General information
- Type: Powered parachute
- National origin: Germany
- Manufacturer: Trio-Twister
- Designer: Siegfried Stolle
- Status: Production completed (2005)

History
- Manufactured: 2005

= Trio-Twister 203 =

German powered parachute

The Trio-Twister 203 is a German powered parachute that was designed by Siegfried Stolle and produced by Trio-Twister of Eichwalde. Now out of production, when it was available the aircraft was supplied as a complete ready-to-fly-aircraft.

The aircraft was introduced in 2005 and production ended when the company went out of business later in 2005.

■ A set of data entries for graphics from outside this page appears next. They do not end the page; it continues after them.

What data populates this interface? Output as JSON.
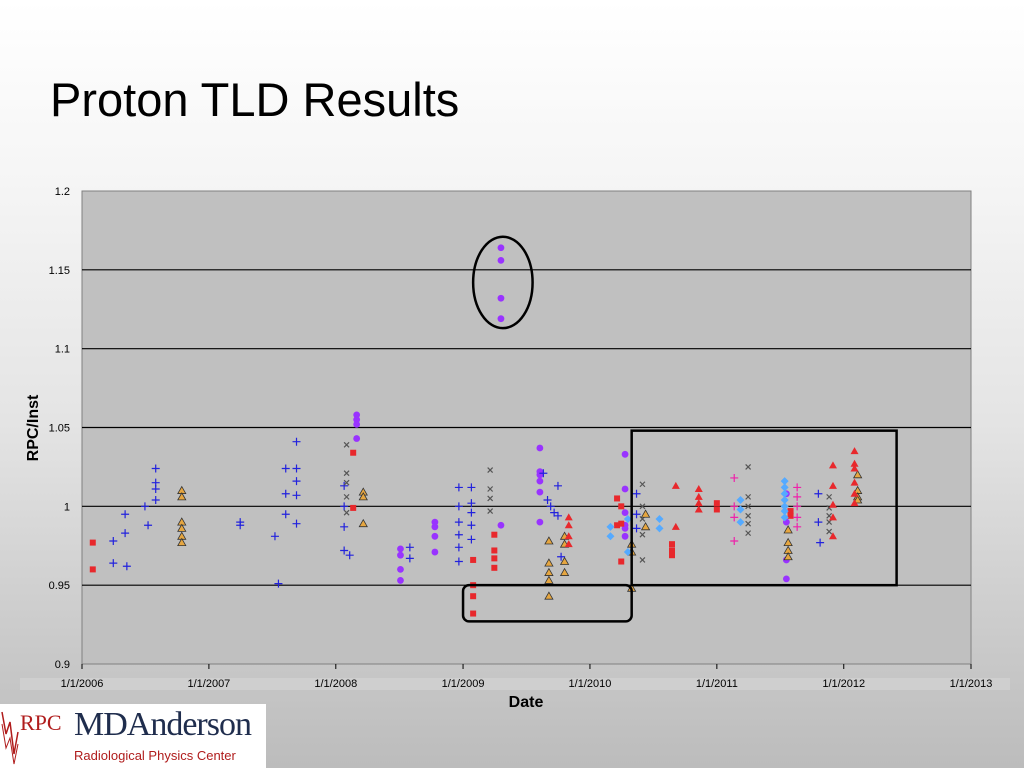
{
  "slide": {
    "title": "Proton TLD Results"
  },
  "logo": {
    "rpc_letters": "RPC",
    "institution": "MDAnderson",
    "center_name": "Radiological Physics Center"
  },
  "colors": {
    "plot_background": "#c0c0c0",
    "grid_line": "#000000",
    "purple": "#9933ff",
    "blue_plus": "#2222dd",
    "red": "#e8282c",
    "gray_x": "#555555",
    "tan_triangle": "#e6a640",
    "light_blue": "#55aaff",
    "magenta_plus": "#ee22aa",
    "annotation": "#000000"
  },
  "chart_data": {
    "type": "scatter",
    "xlabel": "Date",
    "ylabel": "RPC/Inst",
    "xlim": [
      "2006-01-01",
      "2013-01-01"
    ],
    "ylim": [
      0.9,
      1.2
    ],
    "xticks": [
      "1/1/2006",
      "1/1/2007",
      "1/1/2008",
      "1/1/2009",
      "1/1/2010",
      "1/1/2011",
      "1/1/2012",
      "1/1/2013"
    ],
    "yticks": [
      "0.9",
      "0.95",
      "1",
      "1.05",
      "1.1",
      "1.15",
      "1.2"
    ],
    "grid": "horizontal",
    "legend": "none",
    "series": [
      {
        "marker": "circle",
        "color": "#9933ff",
        "points": [
          [
            "2008-03-01",
            1.058
          ],
          [
            "2008-03-01",
            1.055
          ],
          [
            "2008-03-01",
            1.052
          ],
          [
            "2008-03-01",
            1.043
          ],
          [
            "2008-07-05",
            0.973
          ],
          [
            "2008-07-05",
            0.969
          ],
          [
            "2008-07-05",
            0.96
          ],
          [
            "2008-07-05",
            0.953
          ],
          [
            "2008-10-12",
            0.99
          ],
          [
            "2008-10-12",
            0.987
          ],
          [
            "2008-10-12",
            0.981
          ],
          [
            "2008-10-12",
            0.971
          ],
          [
            "2009-04-20",
            1.164
          ],
          [
            "2009-04-20",
            1.156
          ],
          [
            "2009-04-20",
            1.132
          ],
          [
            "2009-04-20",
            1.119
          ],
          [
            "2009-04-20",
            0.988
          ],
          [
            "2009-08-10",
            1.037
          ],
          [
            "2009-08-10",
            1.022
          ],
          [
            "2009-08-10",
            1.02
          ],
          [
            "2009-08-10",
            1.016
          ],
          [
            "2009-08-10",
            1.009
          ],
          [
            "2009-08-10",
            0.99
          ],
          [
            "2010-04-12",
            1.033
          ],
          [
            "2010-04-12",
            1.011
          ],
          [
            "2010-04-12",
            0.996
          ],
          [
            "2010-04-12",
            0.988
          ],
          [
            "2010-04-12",
            0.986
          ],
          [
            "2010-04-12",
            0.981
          ],
          [
            "2011-07-20",
            1.008
          ],
          [
            "2011-07-20",
            0.99
          ],
          [
            "2011-07-20",
            0.966
          ],
          [
            "2011-07-20",
            0.954
          ]
        ]
      },
      {
        "marker": "plus",
        "color": "#2222dd",
        "points": [
          [
            "2006-04-01",
            0.978
          ],
          [
            "2006-04-01",
            0.964
          ],
          [
            "2006-05-05",
            0.995
          ],
          [
            "2006-05-05",
            0.983
          ],
          [
            "2006-05-10",
            0.962
          ],
          [
            "2006-07-01",
            1.0
          ],
          [
            "2006-07-10",
            0.988
          ],
          [
            "2006-08-01",
            1.024
          ],
          [
            "2006-08-01",
            1.015
          ],
          [
            "2006-08-01",
            1.011
          ],
          [
            "2006-08-01",
            1.004
          ],
          [
            "2007-09-10",
            1.041
          ],
          [
            "2007-09-10",
            1.024
          ],
          [
            "2007-09-10",
            1.016
          ],
          [
            "2007-09-10",
            1.007
          ],
          [
            "2007-09-10",
            0.989
          ],
          [
            "2007-04-01",
            0.99
          ],
          [
            "2007-04-01",
            0.988
          ],
          [
            "2007-07-10",
            0.981
          ],
          [
            "2007-07-20",
            0.951
          ],
          [
            "2007-08-10",
            1.024
          ],
          [
            "2007-08-10",
            1.008
          ],
          [
            "2007-08-10",
            0.995
          ],
          [
            "2008-01-25",
            1.013
          ],
          [
            "2008-01-25",
            1.0
          ],
          [
            "2008-01-25",
            0.987
          ],
          [
            "2008-01-25",
            0.972
          ],
          [
            "2008-02-10",
            0.969
          ],
          [
            "2008-08-01",
            0.974
          ],
          [
            "2008-08-01",
            0.967
          ],
          [
            "2008-12-20",
            1.012
          ],
          [
            "2008-12-20",
            1.0
          ],
          [
            "2008-12-20",
            0.99
          ],
          [
            "2008-12-20",
            0.982
          ],
          [
            "2008-12-20",
            0.974
          ],
          [
            "2008-12-20",
            0.965
          ],
          [
            "2009-01-25",
            1.012
          ],
          [
            "2009-01-25",
            1.002
          ],
          [
            "2009-01-25",
            0.996
          ],
          [
            "2009-01-25",
            0.988
          ],
          [
            "2009-01-25",
            0.979
          ],
          [
            "2009-08-20",
            1.021
          ],
          [
            "2009-09-01",
            1.004
          ],
          [
            "2009-09-10",
            1.0
          ],
          [
            "2009-09-20",
            0.996
          ],
          [
            "2009-10-01",
            1.013
          ],
          [
            "2009-10-01",
            0.994
          ],
          [
            "2009-10-10",
            0.968
          ],
          [
            "2010-05-15",
            1.008
          ],
          [
            "2010-05-15",
            0.995
          ],
          [
            "2010-05-15",
            0.986
          ],
          [
            "2011-10-20",
            1.008
          ],
          [
            "2011-10-20",
            0.99
          ],
          [
            "2011-10-25",
            0.977
          ]
        ]
      },
      {
        "marker": "square",
        "color": "#e8282c",
        "points": [
          [
            "2006-02-01",
            0.977
          ],
          [
            "2006-02-01",
            0.96
          ],
          [
            "2008-02-20",
            1.034
          ],
          [
            "2008-02-20",
            0.999
          ],
          [
            "2009-01-30",
            0.966
          ],
          [
            "2009-01-30",
            0.95
          ],
          [
            "2009-01-30",
            0.943
          ],
          [
            "2009-01-30",
            0.932
          ],
          [
            "2009-04-01",
            0.982
          ],
          [
            "2009-04-01",
            0.972
          ],
          [
            "2009-04-01",
            0.967
          ],
          [
            "2009-04-01",
            0.961
          ],
          [
            "2010-03-20",
            1.005
          ],
          [
            "2010-03-20",
            0.988
          ],
          [
            "2010-04-01",
            1.0
          ],
          [
            "2010-04-01",
            0.989
          ],
          [
            "2010-04-01",
            0.965
          ],
          [
            "2010-08-25",
            0.976
          ],
          [
            "2010-08-25",
            0.972
          ],
          [
            "2010-08-25",
            0.969
          ],
          [
            "2011-01-01",
            1.002
          ],
          [
            "2011-01-01",
            0.998
          ],
          [
            "2011-08-01",
            0.997
          ],
          [
            "2011-08-01",
            0.994
          ]
        ]
      },
      {
        "marker": "cross",
        "color": "#555555",
        "points": [
          [
            "2008-02-01",
            1.039
          ],
          [
            "2008-02-01",
            1.021
          ],
          [
            "2008-02-01",
            1.015
          ],
          [
            "2008-02-01",
            1.006
          ],
          [
            "2008-02-01",
            0.996
          ],
          [
            "2009-03-20",
            1.023
          ],
          [
            "2009-03-20",
            1.011
          ],
          [
            "2009-03-20",
            1.005
          ],
          [
            "2009-03-20",
            0.997
          ],
          [
            "2010-06-01",
            1.014
          ],
          [
            "2010-06-01",
            1.0
          ],
          [
            "2010-06-01",
            0.992
          ],
          [
            "2010-06-01",
            0.982
          ],
          [
            "2010-06-01",
            0.966
          ],
          [
            "2011-04-01",
            1.025
          ],
          [
            "2011-04-01",
            1.006
          ],
          [
            "2011-04-01",
            1.0
          ],
          [
            "2011-04-01",
            0.994
          ],
          [
            "2011-04-01",
            0.989
          ],
          [
            "2011-04-01",
            0.983
          ],
          [
            "2011-11-20",
            1.006
          ],
          [
            "2011-11-20",
            0.999
          ],
          [
            "2011-11-20",
            0.994
          ],
          [
            "2011-11-20",
            0.99
          ],
          [
            "2011-11-20",
            0.984
          ]
        ]
      },
      {
        "marker": "triangle",
        "color": "#e6a640",
        "points": [
          [
            "2006-10-15",
            1.01
          ],
          [
            "2006-10-15",
            1.006
          ],
          [
            "2006-10-15",
            0.99
          ],
          [
            "2006-10-15",
            0.986
          ],
          [
            "2006-10-15",
            0.981
          ],
          [
            "2006-10-15",
            0.977
          ],
          [
            "2008-03-20",
            1.009
          ],
          [
            "2008-03-20",
            1.006
          ],
          [
            "2008-03-20",
            0.989
          ],
          [
            "2009-09-05",
            0.978
          ],
          [
            "2009-09-05",
            0.964
          ],
          [
            "2009-09-05",
            0.958
          ],
          [
            "2009-09-05",
            0.953
          ],
          [
            "2009-09-05",
            0.943
          ],
          [
            "2009-10-20",
            0.981
          ],
          [
            "2009-10-20",
            0.976
          ],
          [
            "2009-10-20",
            0.965
          ],
          [
            "2009-10-20",
            0.958
          ],
          [
            "2010-05-01",
            0.976
          ],
          [
            "2010-05-01",
            0.971
          ],
          [
            "2010-05-01",
            0.948
          ],
          [
            "2010-06-10",
            0.995
          ],
          [
            "2010-06-10",
            0.987
          ],
          [
            "2011-07-25",
            0.985
          ],
          [
            "2011-07-25",
            0.977
          ],
          [
            "2011-07-25",
            0.972
          ],
          [
            "2011-07-25",
            0.968
          ],
          [
            "2012-02-10",
            1.02
          ],
          [
            "2012-02-10",
            1.01
          ],
          [
            "2012-02-10",
            1.006
          ],
          [
            "2012-02-10",
            1.004
          ]
        ]
      },
      {
        "marker": "diamond",
        "color": "#55aaff",
        "points": [
          [
            "2010-03-01",
            0.987
          ],
          [
            "2010-03-01",
            0.981
          ],
          [
            "2010-04-20",
            0.992
          ],
          [
            "2010-04-20",
            0.971
          ],
          [
            "2010-07-20",
            0.992
          ],
          [
            "2010-07-20",
            0.986
          ],
          [
            "2011-03-10",
            1.004
          ],
          [
            "2011-03-10",
            0.998
          ],
          [
            "2011-03-10",
            0.99
          ],
          [
            "2011-07-15",
            1.016
          ],
          [
            "2011-07-15",
            1.012
          ],
          [
            "2011-07-15",
            1.008
          ],
          [
            "2011-07-15",
            1.004
          ],
          [
            "2011-07-15",
            1.0
          ],
          [
            "2011-07-15",
            0.997
          ],
          [
            "2011-07-15",
            0.993
          ]
        ]
      },
      {
        "marker": "triangle-filled",
        "color": "#e8282c",
        "points": [
          [
            "2009-11-01",
            0.993
          ],
          [
            "2009-11-01",
            0.988
          ],
          [
            "2009-11-01",
            0.981
          ],
          [
            "2009-11-01",
            0.976
          ],
          [
            "2010-09-05",
            1.013
          ],
          [
            "2010-09-05",
            0.987
          ],
          [
            "2010-11-10",
            1.011
          ],
          [
            "2010-11-10",
            1.006
          ],
          [
            "2010-11-10",
            1.002
          ],
          [
            "2010-11-10",
            0.998
          ],
          [
            "2011-12-01",
            1.026
          ],
          [
            "2011-12-01",
            1.013
          ],
          [
            "2011-12-01",
            1.001
          ],
          [
            "2011-12-01",
            0.993
          ],
          [
            "2011-12-01",
            0.981
          ],
          [
            "2012-02-01",
            1.035
          ],
          [
            "2012-02-01",
            1.027
          ],
          [
            "2012-02-01",
            1.024
          ],
          [
            "2012-02-01",
            1.015
          ],
          [
            "2012-02-01",
            1.008
          ],
          [
            "2012-02-01",
            1.002
          ]
        ]
      },
      {
        "marker": "plus",
        "color": "#ee22aa",
        "points": [
          [
            "2011-02-20",
            1.018
          ],
          [
            "2011-02-20",
            1.0
          ],
          [
            "2011-02-20",
            0.993
          ],
          [
            "2011-02-20",
            0.978
          ],
          [
            "2011-08-20",
            1.012
          ],
          [
            "2011-08-20",
            1.006
          ],
          [
            "2011-08-20",
            1.0
          ],
          [
            "2011-08-20",
            0.993
          ],
          [
            "2011-08-20",
            0.987
          ]
        ]
      }
    ],
    "annotations": [
      {
        "shape": "ellipse",
        "x": [
          "2009-01-30",
          "2009-07-20"
        ],
        "y": [
          1.113,
          1.171
        ]
      },
      {
        "shape": "rectangle",
        "x": [
          "2010-05-01",
          "2012-06-01"
        ],
        "y": [
          0.95,
          1.048
        ]
      },
      {
        "shape": "rounded-rectangle",
        "x": [
          "2009-01-01",
          "2010-05-01"
        ],
        "y": [
          0.927,
          0.95
        ]
      }
    ]
  }
}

==Design and development==
The Trio-Twister 203 was designed to comply with the Fédération Aéronautique Internationale microlight category, including the category's maximum gross weight of 450 kg. The aircraft has a maximum gross weight of 300 kg. It carries a German DULV certification. It features a parachute-style wing, two-place accommodation in side-by-side configuration, tricycle landing gear and one 55 hp two cylinder, two-stroke, air-cooled Hirth 3202 aircraft engine mounted in pusher configuration.

The aircraft carriage is a simple frame design with a central canopy attachment, built from bolted aluminium tubing. In flight steering is accomplished via foot pedals that actuate the canopy brakes, creating roll and yaw. On the ground the aircraft has nosewheel steering. The main landing gear incorporates spring rod suspension. The design employs a tilting bench seat to allow the pilot and passenger to see up and backwards to ensure that canopy inflates correctly.

The aircraft has an empty weight of 105 kg and a gross weight of 300 kg, giving a useful load of 195 kg. With full fuel of 20 L the payload for pilot and baggage is 181 kg.